Algunos países tienden hacia un modelo de cuidados continuos e integrales. Cuando se logra que el cuidado del paciente sea permanente y no episódico, y cuando la responsabilidad por ese cuidado no está fragmentada sino que es integrada, se rompe en parte con esa asimetría de poder, porque la persona tiene entonces un médico de confianza.Un médico que conoce a su paciente es capaz de conversar con él, y es fundamental porque el vínculo producido a partir del diálogo puede reducir estudios, medicamentos, interconsultas con especialistas y por supuesto: también esperas. El profesional podría resolver temas menores por teléfono y no por evadir la consulta, sino todo lo contrario: porque conoce a su paciente, su historia, a su familia, incluso su casa. ¿Qué médico va hoy a la casa de las personas a las que atiende?

Según Tobar, Buenos Aires tiene más médicos, más camas hospitalarias, más resonadores y más tomógrafos que cualquier otra ciudad de todo el continente. Lo que hace falta es compromiso de modificar el modelo de atención, y a partir de ahí modificar el modelo de gestión. Reconoce que para eso a los médicos hay que pagarles de otra forma, asignarles población y combatir el pluriempleo.
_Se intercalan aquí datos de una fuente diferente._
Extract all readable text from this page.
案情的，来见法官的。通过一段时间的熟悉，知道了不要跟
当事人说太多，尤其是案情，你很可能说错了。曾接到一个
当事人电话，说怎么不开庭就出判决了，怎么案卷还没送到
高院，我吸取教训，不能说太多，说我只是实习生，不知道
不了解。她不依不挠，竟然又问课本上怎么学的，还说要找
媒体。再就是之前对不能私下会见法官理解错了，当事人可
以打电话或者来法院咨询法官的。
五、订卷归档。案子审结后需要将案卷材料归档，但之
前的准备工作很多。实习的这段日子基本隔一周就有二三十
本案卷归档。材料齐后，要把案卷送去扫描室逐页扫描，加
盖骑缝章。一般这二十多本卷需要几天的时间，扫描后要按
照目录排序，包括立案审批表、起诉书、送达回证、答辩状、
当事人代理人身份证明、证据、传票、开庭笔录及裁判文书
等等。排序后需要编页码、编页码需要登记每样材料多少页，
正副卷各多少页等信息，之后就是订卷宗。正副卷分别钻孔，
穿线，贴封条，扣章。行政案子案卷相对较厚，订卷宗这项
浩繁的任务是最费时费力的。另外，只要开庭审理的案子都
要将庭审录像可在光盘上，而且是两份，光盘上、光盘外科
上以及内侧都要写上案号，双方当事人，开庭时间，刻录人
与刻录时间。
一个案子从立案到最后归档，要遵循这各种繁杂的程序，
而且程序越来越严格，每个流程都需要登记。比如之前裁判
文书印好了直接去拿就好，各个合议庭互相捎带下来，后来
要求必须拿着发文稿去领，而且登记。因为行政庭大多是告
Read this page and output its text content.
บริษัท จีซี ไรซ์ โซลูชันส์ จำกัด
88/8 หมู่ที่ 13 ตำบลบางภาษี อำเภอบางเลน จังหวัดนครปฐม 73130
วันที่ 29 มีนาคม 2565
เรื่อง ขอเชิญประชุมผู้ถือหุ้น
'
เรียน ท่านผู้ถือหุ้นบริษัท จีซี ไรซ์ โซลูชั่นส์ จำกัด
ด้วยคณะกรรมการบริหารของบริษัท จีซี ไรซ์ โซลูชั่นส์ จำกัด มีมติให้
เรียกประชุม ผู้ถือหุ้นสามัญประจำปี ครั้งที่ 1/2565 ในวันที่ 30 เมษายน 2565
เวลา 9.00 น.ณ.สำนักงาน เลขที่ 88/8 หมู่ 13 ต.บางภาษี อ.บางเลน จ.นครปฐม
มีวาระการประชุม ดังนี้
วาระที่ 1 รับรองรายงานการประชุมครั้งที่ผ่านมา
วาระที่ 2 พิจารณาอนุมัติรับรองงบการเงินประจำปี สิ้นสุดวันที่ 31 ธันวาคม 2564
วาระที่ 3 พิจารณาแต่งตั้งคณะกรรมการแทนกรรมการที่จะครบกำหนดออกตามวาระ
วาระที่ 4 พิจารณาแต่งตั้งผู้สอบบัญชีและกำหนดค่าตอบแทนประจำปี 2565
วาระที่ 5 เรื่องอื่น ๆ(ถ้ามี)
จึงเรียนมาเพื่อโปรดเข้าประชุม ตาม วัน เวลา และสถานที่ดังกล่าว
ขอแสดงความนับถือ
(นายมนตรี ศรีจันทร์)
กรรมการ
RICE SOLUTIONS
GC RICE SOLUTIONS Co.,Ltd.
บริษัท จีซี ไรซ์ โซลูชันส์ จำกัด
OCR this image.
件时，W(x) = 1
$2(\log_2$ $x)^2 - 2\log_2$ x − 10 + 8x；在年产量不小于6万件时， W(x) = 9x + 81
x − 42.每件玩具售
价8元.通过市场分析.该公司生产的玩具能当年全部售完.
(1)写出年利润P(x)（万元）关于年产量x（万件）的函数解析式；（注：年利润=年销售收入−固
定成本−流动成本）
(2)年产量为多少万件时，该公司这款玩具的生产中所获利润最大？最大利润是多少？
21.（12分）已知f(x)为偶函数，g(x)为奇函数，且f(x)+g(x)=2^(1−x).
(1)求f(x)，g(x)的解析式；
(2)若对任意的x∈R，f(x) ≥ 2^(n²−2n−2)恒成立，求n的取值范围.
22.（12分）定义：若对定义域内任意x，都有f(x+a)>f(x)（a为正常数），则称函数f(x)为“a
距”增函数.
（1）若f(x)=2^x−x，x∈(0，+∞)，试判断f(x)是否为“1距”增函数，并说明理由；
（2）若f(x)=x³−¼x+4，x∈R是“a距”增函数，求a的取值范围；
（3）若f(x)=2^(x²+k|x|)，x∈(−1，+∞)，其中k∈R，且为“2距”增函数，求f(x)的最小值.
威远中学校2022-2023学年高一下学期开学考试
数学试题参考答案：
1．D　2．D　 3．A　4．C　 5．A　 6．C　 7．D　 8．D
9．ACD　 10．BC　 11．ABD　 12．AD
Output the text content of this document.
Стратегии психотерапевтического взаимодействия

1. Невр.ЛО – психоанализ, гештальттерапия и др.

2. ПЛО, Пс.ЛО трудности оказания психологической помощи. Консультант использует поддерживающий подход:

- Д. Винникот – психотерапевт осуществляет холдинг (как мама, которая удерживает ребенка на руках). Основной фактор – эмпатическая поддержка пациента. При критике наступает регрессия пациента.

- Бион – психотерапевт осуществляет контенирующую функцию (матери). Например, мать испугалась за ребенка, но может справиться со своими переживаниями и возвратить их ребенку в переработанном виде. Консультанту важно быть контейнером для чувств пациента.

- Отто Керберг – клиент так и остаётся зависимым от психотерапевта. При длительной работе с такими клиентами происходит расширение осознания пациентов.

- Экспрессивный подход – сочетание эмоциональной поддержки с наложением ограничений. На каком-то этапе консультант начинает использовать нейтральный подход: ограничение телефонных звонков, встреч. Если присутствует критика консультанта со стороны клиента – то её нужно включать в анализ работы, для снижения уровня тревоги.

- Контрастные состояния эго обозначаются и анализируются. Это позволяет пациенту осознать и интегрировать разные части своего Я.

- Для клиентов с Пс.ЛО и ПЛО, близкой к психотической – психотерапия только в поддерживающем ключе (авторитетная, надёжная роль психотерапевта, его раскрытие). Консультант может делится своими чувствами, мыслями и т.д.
Un día habitual en la vida de un médico puede llegar a ser un intrincado tetris de atención de consultas externas en el hospital, la guardia, incluso guardias en ambulancias, y los pacientes particulares de aquí y de allá. Eso también provoca que sea usual que lleguen a tarde.

Mientras los minutos pasan entre la ansiedad, la paciencia y esa entrega que es a la vez un poco ingenua y un poco ciega, en esa suerte de rendición provocada por la gran necesidad de algo de alivio,  se van tejiendo significados. La espera en los sistemas de salud sigue generando preguntas que convierten a ese tiempo muerto a un tiempo de control social y también de esperanza.  En cada clase, y cada edad, la espera parecería ser algo naturalizado, que se da por sentado aunque en ese camino haya miedos, haya angustia y soledad, y una de las tantas falencias del sistema de salud.